The removal of more than 200 gang ring leaders from London’s streets has resulted in younger gang members grabbing power violently, a study has found. The report by the Centre for Social Justice (CSJ), called Gangs — time to wake up, looks at how gang crime and fear of gangs has changed since the summer riots of 2011.
   The CSJ report said there has been a lack of joined-up thinking, and warned that the crackdown has backfired, because it has created a power vacuum in many street gangs.
   The report, which draws heavily on interviews with community leaders and former gang members, said a lack of follow-up work since the arrests of gang leaders has meant that younger and often more volatile members have suddenly found themselves gang leaders.

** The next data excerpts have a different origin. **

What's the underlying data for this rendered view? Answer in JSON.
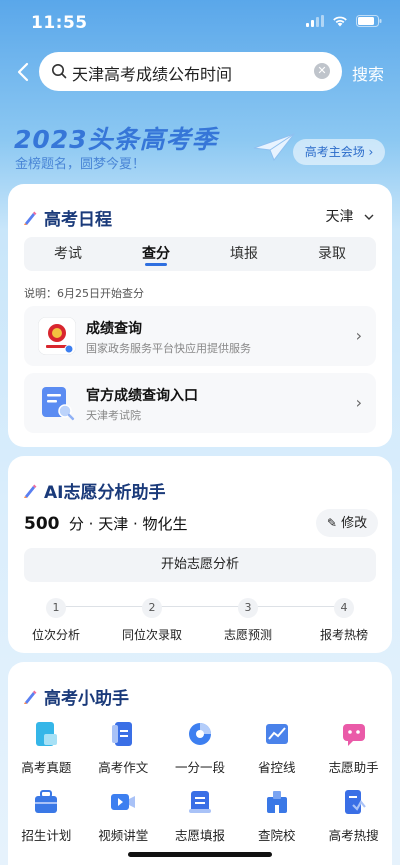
{
  "status": {
    "time": "11:55"
  },
  "search": {
    "query": "天津高考成绩公布时间",
    "button": "搜索"
  },
  "banner": {
    "title": "2023头条高考季",
    "subtitle": "金榜题名，圆梦今夏！",
    "button": "高考主会场 ›"
  },
  "schedule": {
    "title": "高考日程",
    "city": "天津",
    "tabs": [
      {
        "label": "考试"
      },
      {
        "label": "查分"
      },
      {
        "label": "填报"
      },
      {
        "label": "录取"
      }
    ],
    "active_tab": "查分",
    "note": "说明：6月25日开始查分",
    "entries": [
      {
        "title": "成绩查询",
        "subtitle": "国家政务服务平台快应用提供服务"
      },
      {
        "title": "官方成绩查询入口",
        "subtitle": "天津考试院"
      }
    ]
  },
  "ai": {
    "title": "AI志愿分析助手",
    "score": "500",
    "score_unit": "分 · 天津 · 物化生",
    "edit_button": "修改",
    "start_button": "开始志愿分析",
    "steps": [
      {
        "num": "1",
        "label": "位次分析"
      },
      {
        "num": "2",
        "label": "同位次录取"
      },
      {
        "num": "3",
        "label": "志愿预测"
      },
      {
        "num": "4",
        "label": "报考热榜"
      }
    ]
  },
  "helper": {
    "title": "高考小助手",
    "items": [
      {
        "label": "高考真题",
        "icon": "exam-paper-icon",
        "color": "#35b6e8"
      },
      {
        "label": "高考作文",
        "icon": "essay-icon",
        "color": "#3a6fe6"
      },
      {
        "label": "一分一段",
        "icon": "pie-chart-icon",
        "color": "#3d7ff0"
      },
      {
        "label": "省控线",
        "icon": "line-chart-icon",
        "color": "#4a82ea"
      },
      {
        "label": "志愿助手",
        "icon": "chat-assistant-icon",
        "color": "#ea5aa8"
      },
      {
        "label": "招生计划",
        "icon": "briefcase-icon",
        "color": "#3a78e6"
      },
      {
        "label": "视频讲堂",
        "icon": "video-icon",
        "color": "#3d7ff0"
      },
      {
        "label": "志愿填报",
        "icon": "form-icon",
        "color": "#3a6fe6"
      },
      {
        "label": "查院校",
        "icon": "building-icon",
        "color": "#3a78e6"
      },
      {
        "label": "高考热搜",
        "icon": "hot-search-icon",
        "color": "#3a6fe6"
      }
    ]
  },
  "colors": {
    "accent": "#2f6fe0",
    "title": "#1a3a7a"
  }
}
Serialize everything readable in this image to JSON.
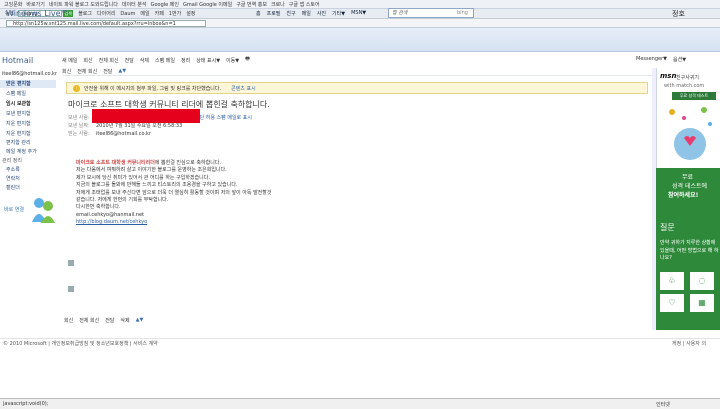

   According to the report, the upshot of this is not only the continuation of gang violence, ‘but its escalation as youngsters vie for status and respect using the currency of violence’. It is, says the report, ‘a dangerous turn of events’.
   Christian Guy, managing director of CSJ, said, ‘Gangs played a significant role in the riots and it is dangerous to pretend otherwise — in London at least one in five of those convicted was known to be part of a gang.
   ‘The Prime Minister declared an all-out war on gang culture after the riots, which culminated in a radical strategy heavily influenced by the CSJ’s own gang research. But there has been little or no progress’.
   Patrick Regan OBE, founder and chief executive of the charity XLP, said, ‘Everyone tells us the gang problem is getting better, but for organisations working at a grassroots level we look out of our window and that’s not what we see’.